Kein Gesichtsschleier im Abendgymnasium
Sh-UgeAvisen berichtete am Samstag von einer muslimischen Abendschülerin, die gegen ihren Ausschluss vom Abendgymnasium klagte, da sie es ablehnte, am Unterricht ohne das Tragen ihrer Niqab teilnehmen zu wollen. Gestern entschied nun das Verwaltungsgericht Osnabrück, die muslimische Schülerin darf auch weiterhin keinen Gesichtsschleier im Unterricht des Osnabrücker Abendgymnasiums tragen.
Nach Angaben der Justizbehörde hatte die 18 Jahre alte Schülerin angekündigt, sie werde angesichts des großen Medieninteresses an ihrem Fall nicht im Gericht erscheinen. Der für den Montagnachmittag anberaumte Erörterungstermin wurde daraufhin abgesagt. „Gleichzeitig und deshalb hat das Gericht den Antrag auf Gewährung vorläufigen Rechtsschutzes abgelehnt“, sagte ein Sprecher des Verwaltungsgerichts. „Damit darf die Antragstellerin auch weiterhin den Niqab beim Besuch des Abendgymnasiums nicht tragen.“ Für eine Entscheidung hätte es das Gericht für erforderlich gehalten, dass die Antragstellerin „die von ihr empfundene Konfliktlage der Kammer gegenüber erläutert“, hieß es. Diese Möglichkeit habe sie jedoch nicht genutzt.
Beschwerde vor dem Oberverwaltungsgericht möglich
Nach Angaben des Verwaltungsgerichts ist der Beschluss noch nicht rechtskräftig: Die Frau kann dagegen Beschwerde vor dem Niedersächsischen Oberverwaltungsgericht einlegen. Im April hatte die 18-Jährige zunächst eine Zulassung von der Schule erhalten. Das Gymnasium hatte diese Zulassung dann aber widerrufen, weil die Frau aus religiösen Gründen ihren sogenannten Niqab im Unterricht nicht abnehmen wollte. Die Frau hatte lediglich angeboten, ihn einmal vor einer weiblichen Schulmitarbeiterin abzunehmen, damit ihre Identität festgestellt werden kann. Unter einem Niqab versteht man einen Gesichtsschleier, der die Augen frei lässt – im Gegensatz zur Burka, einer traditionellen afghanischen Tracht. Bei ihr ist das komplette Gesicht der Trägerin verschleiert.

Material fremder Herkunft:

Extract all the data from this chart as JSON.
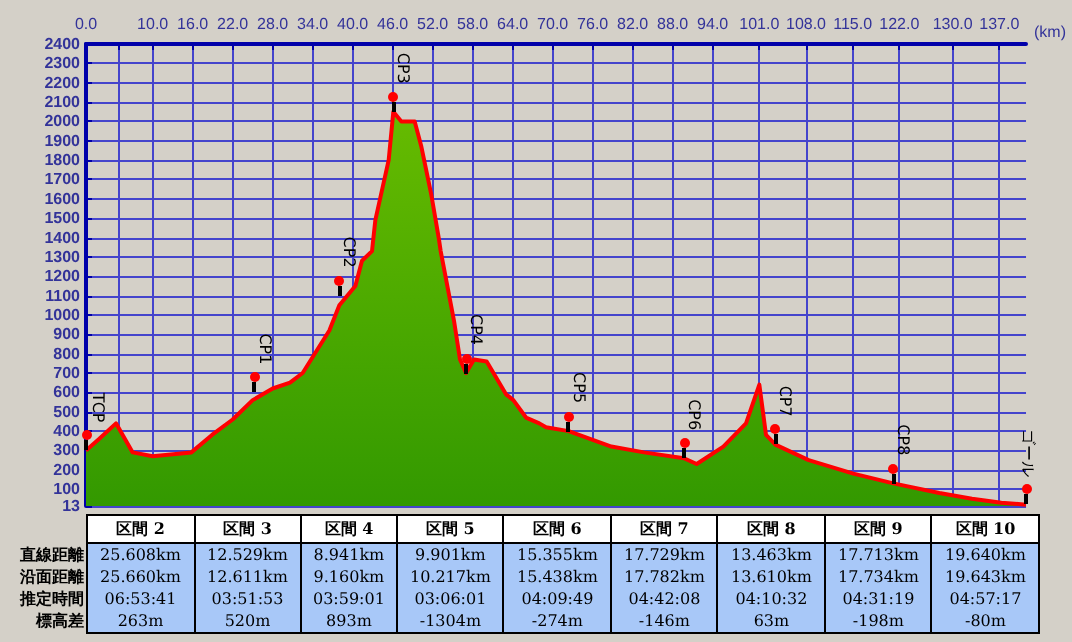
{
  "chart_data": [
    {
      "type": "area",
      "xlabel": "(km)",
      "x": [
        0,
        2,
        4.5,
        7,
        10,
        15.8,
        18.9,
        22,
        25,
        28,
        30.6,
        32.5,
        36.5,
        38,
        40.4,
        41.4,
        42.9,
        43.4,
        45.4,
        46.1,
        47.3,
        49.3,
        50.3,
        51.8,
        52.9,
        53.2,
        55.2,
        56.1,
        57,
        58.2,
        60.1,
        63,
        64.1,
        66,
        68,
        69,
        72.4,
        78.8,
        83.7,
        89.7,
        91.6,
        95.6,
        99,
        101,
        102,
        103.4,
        108.4,
        115.1,
        121.1,
        128,
        132.9,
        137.3,
        141
      ],
      "series": [
        {
          "color": "#339900",
          "values": [
            300,
            360,
            440,
            290,
            270,
            290,
            380,
            460,
            560,
            620,
            650,
            700,
            920,
            1050,
            1150,
            1280,
            1330,
            1490,
            1800,
            2050,
            2000,
            2000,
            1870,
            1620,
            1400,
            1330,
            970,
            770,
            700,
            770,
            760,
            590,
            560,
            470,
            440,
            420,
            400,
            320,
            290,
            260,
            230,
            320,
            440,
            640,
            380,
            330,
            250,
            180,
            130,
            80,
            50,
            30,
            20
          ]
        }
      ],
      "xlim": [
        0,
        141
      ],
      "xticks": [
        {
          "value": 0,
          "label": "0.0"
        },
        {
          "value": 5,
          "label": null
        },
        {
          "value": 10,
          "label": "10.0"
        },
        {
          "value": 16,
          "label": "16.0"
        },
        {
          "value": 22,
          "label": "22.0"
        },
        {
          "value": 28,
          "label": "28.0"
        },
        {
          "value": 34,
          "label": "34.0"
        },
        {
          "value": 40,
          "label": "40.0"
        },
        {
          "value": 46,
          "label": "46.0"
        },
        {
          "value": 52,
          "label": "52.0"
        },
        {
          "value": 58,
          "label": "58.0"
        },
        {
          "value": 64,
          "label": "64.0"
        },
        {
          "value": 70,
          "label": "70.0"
        },
        {
          "value": 76,
          "label": "76.0"
        },
        {
          "value": 82,
          "label": "82.0"
        },
        {
          "value": 88,
          "label": "88.0"
        },
        {
          "value": 94,
          "label": "94.0"
        },
        {
          "value": 101,
          "label": "101.0"
        },
        {
          "value": 108,
          "label": "108.0"
        },
        {
          "value": 115,
          "label": "115.0"
        },
        {
          "value": 122,
          "label": "122.0"
        },
        {
          "value": 130,
          "label": "130.0"
        },
        {
          "value": 137,
          "label": "137.0"
        }
      ],
      "ylim": [
        13,
        2400
      ],
      "yticks": [
        13,
        100,
        200,
        300,
        400,
        500,
        600,
        700,
        800,
        900,
        1000,
        1100,
        1200,
        1300,
        1400,
        1500,
        1600,
        1700,
        1800,
        1900,
        2000,
        2100,
        2200,
        2300,
        2400
      ],
      "grid": true,
      "annotations": [
        {
          "text": "TCP",
          "x": 0,
          "y": 300
        },
        {
          "text": "CP1",
          "x": 25.3,
          "y": 600
        },
        {
          "text": "CP2",
          "x": 38,
          "y": 1100
        },
        {
          "text": "CP3",
          "x": 46.1,
          "y": 2050
        },
        {
          "text": "CP4",
          "x": 57,
          "y": 700
        },
        {
          "text": "CP5",
          "x": 72.4,
          "y": 400
        },
        {
          "text": "CP6",
          "x": 89.7,
          "y": 260
        },
        {
          "text": "CP7",
          "x": 103.4,
          "y": 330
        },
        {
          "text": "CP8",
          "x": 121.1,
          "y": 130
        },
        {
          "text": "ゴール",
          "x": 141,
          "y": 20
        }
      ]
    },
    {
      "type": "other",
      "categories": [
        "区間 2",
        "区間 3",
        "区間 4",
        "区間 5",
        "区間 6",
        "区間 7",
        "区間 8",
        "区間 9",
        "区間 10"
      ],
      "y_categories": [
        "直線距離",
        "沿面距離",
        "推定時間",
        "標高差"
      ],
      "cell_labels": [
        [
          "25.608km",
          "12.529km",
          "8.941km",
          "9.901km",
          "15.355km",
          "17.729km",
          "13.463km",
          "17.713km",
          "19.640km"
        ],
        [
          "25.660km",
          "12.611km",
          "9.160km",
          "10.217km",
          "15.438km",
          "17.782km",
          "13.610km",
          "17.734km",
          "19.643km"
        ],
        [
          "06:53:41",
          "03:51:53",
          "03:59:01",
          "03:06:01",
          "04:09:49",
          "04:42:08",
          "04:10:32",
          "04:31:19",
          "04:57:17"
        ],
        [
          "263m",
          "520m",
          "893m",
          "-1304m",
          "-274m",
          "-146m",
          "63m",
          "-198m",
          "-80m"
        ]
      ]
    }
  ]
}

Mitschüler teilen Ansicht der Schulleitung
Die Schüler selbst teilen offenbar überwiegend die ablehnende Haltung ihrer Schulleitung. „Ein Kopftuch ist hier voll okay. Aber so ein Schleier, der nur einen kleinen Schlitz für die Augen lässt, das ist ja wie eine Vermummung“, sagte die 20-jährige Linda Rosenthal dem Evangelischen Pressedienst. Das Thema sei Schulgespräch, wobei die Mehrheit der Schüler das auch so sieht.
In den ersten Tagen nach den Sommerferien sei die junge Frau mit Niqab in die Schule gekommen, erzählt der 25-jährige Stephan Schlegel: „Das ist unpersönlich. Man weiß ja gar nicht, mit wem man spricht.“ Auch die Niedersächsische Landesschulbehörde hatte im Vorfeld des Prozesses die Position der Schule gestützt. Eine Behördensprecherin erklärte, der Staat könne seinem Bildungsauftrag bei verschleierten Schülern nicht nachkommen. Eine offene Kommunikation, zu der neben dem gesprochenen Wort auch Mimik und Körpersprache zählten, seien mit einem Gesichtsschleier nicht möglich. Für das Verwaltungsgericht Osnabrück war das Verfahren das erste dieser Art – es seien aber noch weitere anhängig, so eine Sprecherin.
CDU-Innenminister gegen Vollverschleierung
Traditionelle muslimische Kleidung sorgt immer wieder für Debatten in Deutschland. Erst jüngst hatten sich die Innenminister der Union für ein Verschleierungsverbot ausgesprochen. Demnach sollen die Burka und andere Kleidungsstücke, die das Gesicht verdecken, in Teilen des öffentlichen Lebens verboten werden – unter anderem am Steuer eines Autos, bei Behördengängen, in Schulen und Universitäten. Verstöße sollen als Ordnungswidrigkeit geahndet werden. Niedersachsens Innenminister Boris Pistorius (SPD) hat die Ministerkollegen für den Vorstoß kritisiert. Sie erweckten den Eindruck, dass eine Vollverschleierung ein Sicherheitsproblem sei, sagte Pistorius. Trotzdem hält Pistorius ein Burka-Verbot in bestimmten Bereichen für sinnvoll.